Switch to the dough hook and knead, adding more flour as necessary, until the dough is smooth and satiny.
Place the dough in an oiled bowl and cover with plastic wrap or a damp towel. Place the bowl in a warm spot and let the dough rise, undisturbed, about 2 hours, or until doubled in size.
Punch the dough down and turn it onto a lightly floured work surface. Knead the dough gently and divide it into two pieces.
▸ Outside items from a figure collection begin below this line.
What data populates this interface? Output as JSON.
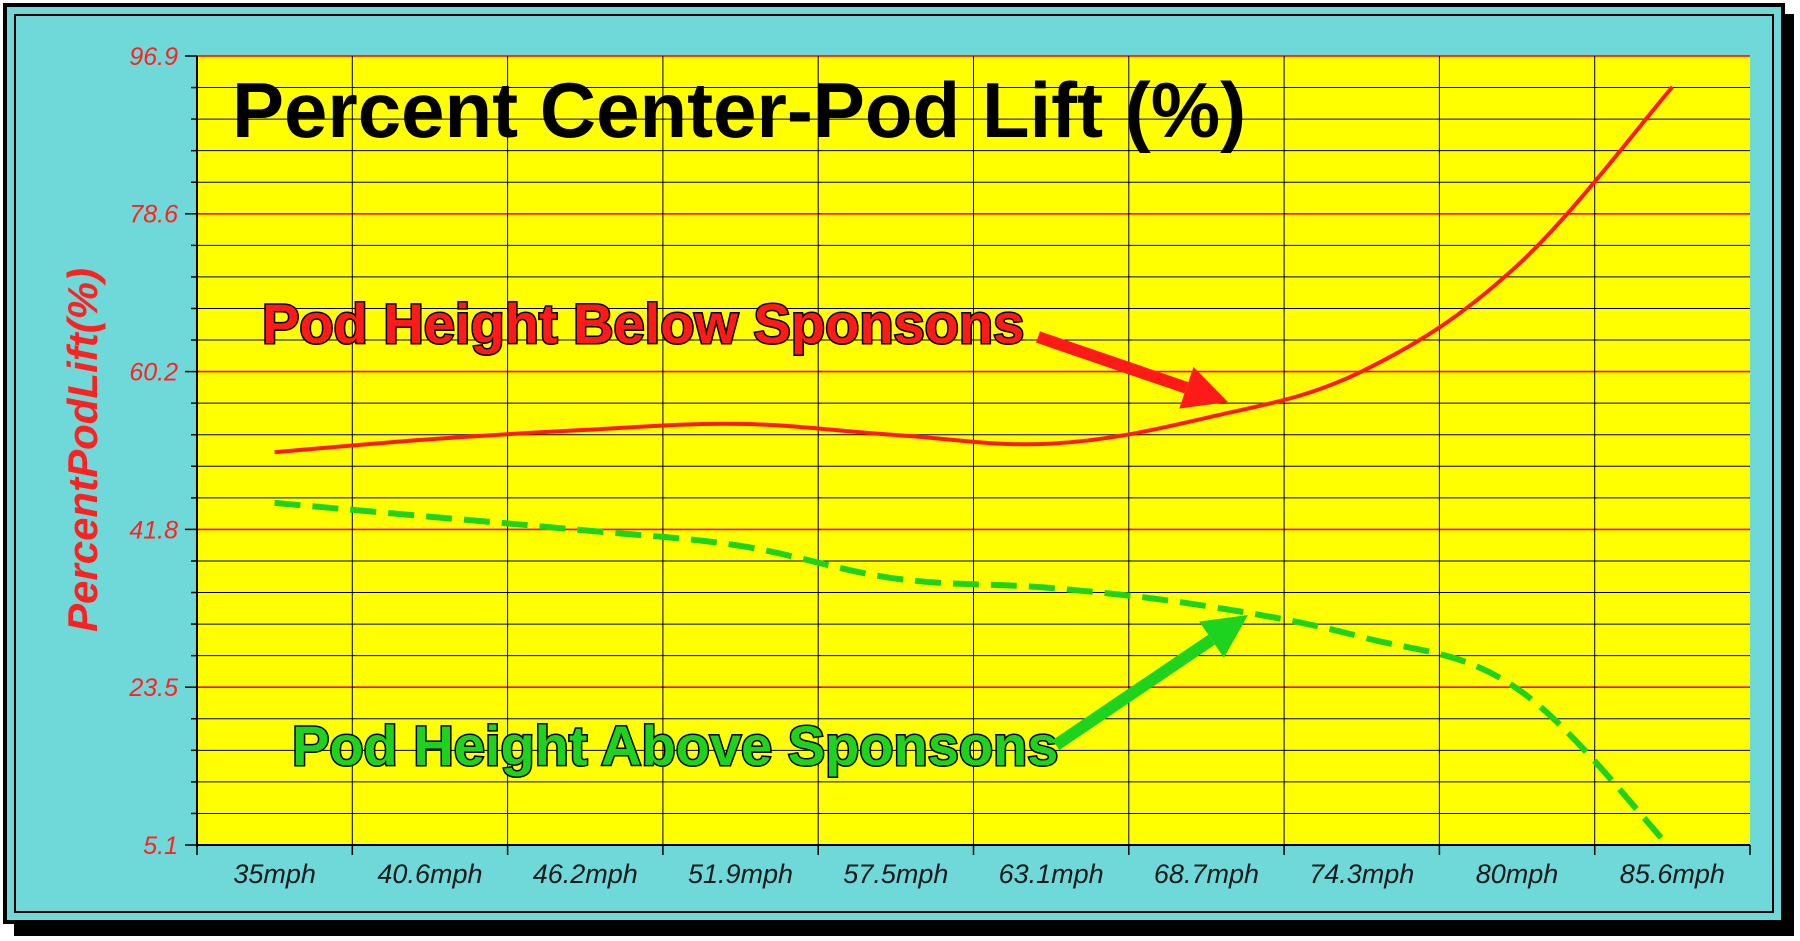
{
  "colors": {
    "background": "#6fd8d8",
    "plot_area": "#ffff00",
    "frame": "#000000",
    "grid_major": "#ff0000",
    "grid_minor": "#000000",
    "series_below": "#ff1a1a",
    "series_above": "#1ed31e",
    "tick_y": "#ff2020",
    "tick_x": "#1a1a1a"
  },
  "chart_data": {
    "type": "line",
    "title": "Percent Center-Pod Lift (%)",
    "xlabel": "",
    "ylabel": "PercentPodLift(%)",
    "categories": [
      "35mph",
      "40.6mph",
      "46.2mph",
      "51.9mph",
      "57.5mph",
      "63.1mph",
      "68.7mph",
      "74.3mph",
      "80mph",
      "85.6mph"
    ],
    "y_ticks": [
      "5.1",
      "23.5",
      "41.8",
      "60.2",
      "78.6",
      "96.9"
    ],
    "ylim": [
      5.1,
      96.9
    ],
    "grid": true,
    "series": [
      {
        "key": "below",
        "line_style": "solid",
        "values": [
          50.8,
          52.3,
          53.4,
          54.1,
          52.8,
          51.8,
          54.8,
          60.2,
          72.5,
          93.3
        ]
      },
      {
        "key": "above",
        "line_style": "dashed",
        "values": [
          44.9,
          43.3,
          41.7,
          39.9,
          36.1,
          35.0,
          32.9,
          29.3,
          23.3,
          4.5
        ]
      }
    ],
    "annotations": [
      {
        "text": "Pod Height Below Sponsons",
        "series": "below",
        "color": "#ff1a1a"
      },
      {
        "text": "Pod Height Above Sponsons",
        "series": "above",
        "color": "#1ed31e"
      }
    ]
  }
}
Form the loaves into torpedo shapes, and place each loaf on a parchment-lined baking sheet. With a serrated knife, make three slashes in the tops of the loaves, each 1/2-inch deep.
Cover with a damp towel.
Let the loaves rise until they look puffy. This should take approximately 30 minutes. While the loaves are rising, preheat the oven to 425°F.
Brush or spray the loaves with water; a plant mister is good for this job. Bake for 10 minutes, spraying the loaves with water two more times.
Lower the oven to 375°F and bake for an additional 25 minutes.